Parents with small children, pregnant women and others worried about the H1N1 flu lined up outside the Durham County Health Department before dawn for the first of two scheduled vaccination clinics.
Durham County Health Director Gayle Harris said she counted at least 250 people outside the doors at 414 E. Main St. before 8 a.m. One woman told Harris she arrived at 5 a.m. to stand in line.
The line at the North Carolina State University Student Center snaked out the door and up the stairs. Sophomore Laura Sharpe said she waited for more than two hours.
"My mom was on my case about it, so I am here," she said.
University health officials said they gave out 990 doses of vaccine to students Friday. The plan to hold another clinic next Wednesday and will have about 2,000 doses of vaccine available for students, faculty and staff.
In Durham, the crowd was largely made of parents and mothers-to-be.
Marilyn Diaz had been turned away from another clinic when she tried to get H1N1 vaccine for her 18-month-old daughter, Annie.
"I feel relieved, you know," Diaz said. "I just wanted to get it as soon as possible."
Mother-to-be Elizabeth Whittneben said she, too, had made multiple attempts to get the shot.
"(At) my ob/gyn office, it's just kind of luck of the draw," she said. "You call and, if they have the vaccine available, you can come in, but I just haven't been lucky yet."
Durham advertised the clinic for pregnant women and other members of high-risk groups -- caregivers or anyone in a household with infants younger than six months old and children from age 6 months to 4 years.
Shortage felt at state level
County health departments statewide are under pressure to carry out their vaccination campaigns before the winter flu season starts.
"Our goal is to get vaccine into as many arms as possible," Harris said.
The H1N1 strain of the flu, also called swine flu, has killed at least 5,700 people worldwide since it appeared in April, according to the World Health Organization.
Last week, President Barack Obama declared the spread of the virus a "national emergency" in hopes of speeding up production and delivery of vaccines.
The U.S. Centers for Disease Control and Prevention has said that an estimated 22 million doses have been manufactured, and that number should double by the end of the month. Over time, the government expects to have as many as 225 million doses of the new vaccine if needed.
Dr. Albert Osbahr, president of the North Carolina Medical Society, said, "Patience is important."
He said vaccine production has been slow as manufacturers work to produce two separate medicines -- one for seasonal flu, another for H1N1.

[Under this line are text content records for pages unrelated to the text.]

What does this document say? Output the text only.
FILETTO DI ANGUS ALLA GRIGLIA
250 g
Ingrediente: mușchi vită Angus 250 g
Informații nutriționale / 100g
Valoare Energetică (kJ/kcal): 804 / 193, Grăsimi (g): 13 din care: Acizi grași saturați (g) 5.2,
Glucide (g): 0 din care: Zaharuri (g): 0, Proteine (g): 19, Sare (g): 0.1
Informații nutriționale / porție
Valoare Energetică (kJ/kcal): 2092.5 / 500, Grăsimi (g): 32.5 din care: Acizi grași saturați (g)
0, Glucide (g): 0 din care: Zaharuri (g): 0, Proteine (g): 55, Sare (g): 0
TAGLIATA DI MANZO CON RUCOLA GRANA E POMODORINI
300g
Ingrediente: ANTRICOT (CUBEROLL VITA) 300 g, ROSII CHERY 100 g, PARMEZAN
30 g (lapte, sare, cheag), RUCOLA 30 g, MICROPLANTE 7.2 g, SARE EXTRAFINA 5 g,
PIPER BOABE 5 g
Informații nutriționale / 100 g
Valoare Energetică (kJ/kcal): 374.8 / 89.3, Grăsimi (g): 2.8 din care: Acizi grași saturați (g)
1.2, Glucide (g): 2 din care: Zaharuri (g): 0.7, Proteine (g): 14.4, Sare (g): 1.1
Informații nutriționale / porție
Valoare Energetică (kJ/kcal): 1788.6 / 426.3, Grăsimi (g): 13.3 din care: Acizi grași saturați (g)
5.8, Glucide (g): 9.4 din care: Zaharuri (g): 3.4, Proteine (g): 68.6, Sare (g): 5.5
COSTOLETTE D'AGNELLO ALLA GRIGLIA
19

Dr. Megan Davies, a North Carolina epidemiologist, echoed that message.
"We've had small amounts of vaccine to start with, and so that's been frustrating to everybody, but we have been getting it out all across the state," she said.
Osbahr said he worries that the slow rollout of the vaccine means the virus will linger in the population into the spring.
"If we don't have enough people vaccinated by that time, could we see another bump up in the spring? It is possible," he said.
In Durham, everyone who came to the clinic Friday morning -- almost 400 people -- got the vaccine. Harris said she canceled an afternoon session after the shots ran out.
Johnston County plans clinic
Authorities suggest the best place to get the vaccine is from your family doctor.
Johnston County will offer shots for both the seasonal and H1N1 flus Tuesday from 2 to 7 p.m. Shots will be limited to children ages 6 months through 18 years.
The clinic will be held at the Public Health Department located at 517 N. Bright Leaf Blvd. in Smithfield. Children need not be residents of Johnston County to get the vaccine.